Restando in tema di naturalezza, altrettanto spontanea è stata la collaborazione con il tuo produttore Andrea Turone. Quali sono gli aneddoti che per te sono stati esemplificativi di questa bella complementarità?

Turo è stato protagonista di questo progetto, che è maturato nel tempo e lui è arrivato per chiudere il cerchio. Avevo pochi indizi per sapere da che parte farmi registrare le canzoni, ma tutto il desiderio di trovare uno spazio dove sentirmi a mio agio e allineato ai miei pensieri. Ero stato nel suo studio tempo prima, di passaggio, non avevamo fatto musica. Però era rimasta viva una forte impressione. Abbiamo passato un tempo incredibile, da lui regnano grande pace e calma. Ci sono stati discorsi fatti, ascolti scambiati e momenti del tutto fuori dai microfoni e dai computer che sono invece finiti appieno dentro le canzoni e al loro senso.

Aneddoto che la dice lunga. Momento esatto tra me e Turo: siamo in azione, suoniamo o ascoltiamo qualcosa. Silenzio. Ci guardiamo tipo acqua in bocca di un pesce appena uscito dall’acqua. Sputa il rospo. Dice la sua. Stiamo pensando la stessa identica cosa. Perfetto! È tutto giusto.

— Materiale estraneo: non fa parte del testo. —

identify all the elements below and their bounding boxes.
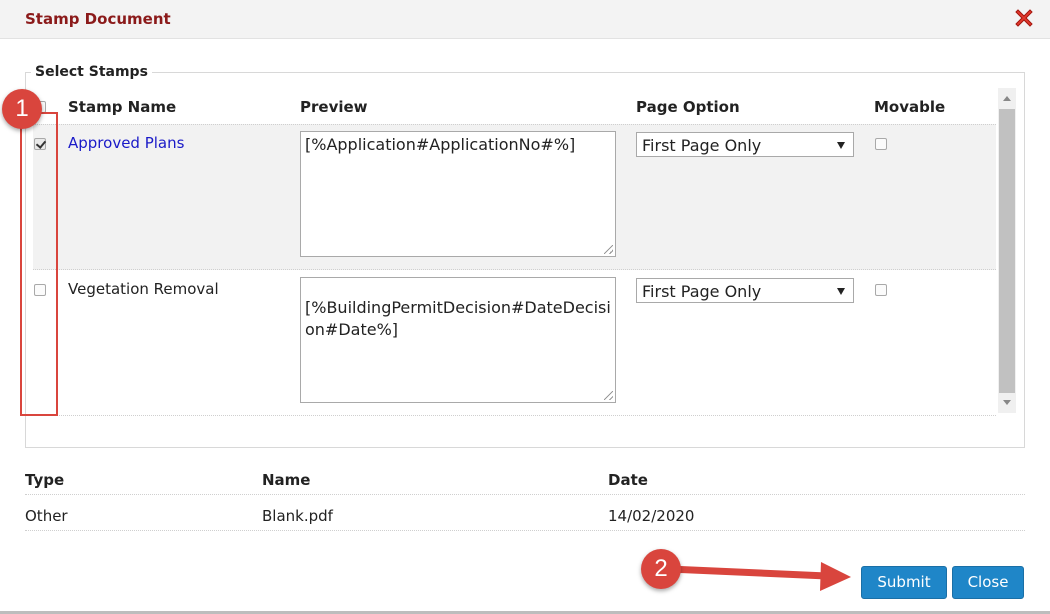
scroll-down-icon[interactable] — [1003, 400, 1011, 405]
stamp-preview-textarea[interactable]: [%Application#ApplicationNo#%] — [300, 131, 616, 257]
annotation-badge-1: 1 — [2, 89, 42, 129]
page-option-select[interactable]: First Page Only — [636, 278, 854, 303]
column-header-movable: Movable — [874, 98, 946, 116]
movable-checkbox[interactable] — [875, 284, 887, 296]
doc-cell-date: 14/02/2020 — [608, 507, 695, 525]
doc-header-name: Name — [262, 471, 311, 489]
chevron-down-icon — [837, 288, 845, 295]
close-x-icon[interactable] — [1012, 6, 1036, 30]
annotation-arrow-icon — [665, 562, 851, 591]
stamp-name-link[interactable]: Approved Plans — [68, 134, 184, 152]
doc-header-divider — [25, 494, 1025, 495]
page-option-select[interactable]: First Page Only — [636, 132, 854, 157]
page-option-value: First Page Only — [642, 136, 762, 155]
stamp-preview-text: [%BuildingPermitDecision#DateDecision#Da… — [305, 298, 611, 339]
row-divider — [33, 269, 996, 270]
dialog-title: Stamp Document — [25, 10, 171, 28]
doc-header-type: Type — [25, 471, 65, 489]
page-option-value: First Page Only — [642, 282, 762, 301]
resize-grip-icon[interactable] — [604, 391, 613, 400]
stamps-scrollbar[interactable] — [998, 88, 1016, 413]
column-header-stamp-name: Stamp Name — [68, 98, 177, 116]
submit-button[interactable]: Submit — [861, 566, 947, 599]
doc-cell-type: Other — [25, 507, 68, 525]
doc-row-divider — [25, 530, 1025, 531]
select-stamps-legend: Select Stamps — [31, 64, 152, 80]
stamp-preview-textarea[interactable]: [%BuildingPermitDecision#DateDecision#Da… — [300, 277, 616, 403]
doc-cell-name: Blank.pdf — [262, 507, 333, 525]
stamp-preview-text: [%Application#ApplicationNo#%] — [305, 135, 576, 154]
scroll-up-icon[interactable] — [1003, 96, 1011, 101]
stamp-name-label: Vegetation Removal — [68, 280, 219, 298]
doc-header-date: Date — [608, 471, 648, 489]
column-header-page-option: Page Option — [636, 98, 740, 116]
scrollbar-thumb[interactable] — [999, 109, 1015, 393]
annotation-highlight-box — [20, 112, 58, 416]
chevron-down-icon — [837, 142, 845, 149]
resize-grip-icon[interactable] — [604, 245, 613, 254]
dialog-titlebar: Stamp Document — [0, 0, 1050, 39]
annotation-badge-2: 2 — [641, 549, 681, 589]
movable-checkbox[interactable] — [875, 138, 887, 150]
close-button[interactable]: Close — [952, 566, 1024, 599]
column-header-preview: Preview — [300, 98, 368, 116]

Su Beat&Style, però, come avrai notato anche dal nome, non ci occupiamo soltanto di musica, ma anche di tutto ciò che ha a che vedere con la moda. Sappiamo che oltre all’attività di musicista c’è anche quella da modello per Monster Badd. Quali sono, in caso ci siano, per te quei punti di contatto fra questi due mondi che non sono poi così separati?

L’esperienza con Monster è super. Loro conoscono il mio progetto musicale e hanno sempre un occhio di riguardo per far procedere tutto con criterio. In realtà io vedo solo vantaggi nel portare avanti entrambe le cose, anche mischiandole se dovessero presentarsi occasioni. Il set è sempre una bella occasione per poter conoscere altre personalità del mondo creativo: fotografi, make up artist, le produzioni stesse. Sono tutte persone che in un modo o nell’altro hanno lavorato su passi non sicuri e che hanno storie e racconti delle loro carriere che sono di ispirazione e possono rivelarsi conoscenze stimolanti.

Prima di lasciarci ti chiediamo di raccontarci in breve qual è il tuo rapporto con la moda, nella quotidianità sei sempre attento all’estetica degli outfit oppure jeans e t-shirt pratici e comodi?

Mi piace buttarci un occhio e definire un po’ il mio stile, ma nulla di troppo serio. È sempre un interesse più legato a un gusto estetico generale di influenze prese qua e là. In Danimarca ad esempio sono stato molto influenzato dallo stile scandinavo. Comodo e pratico non rinunciando a un modo di apparire equilibrato e fresco.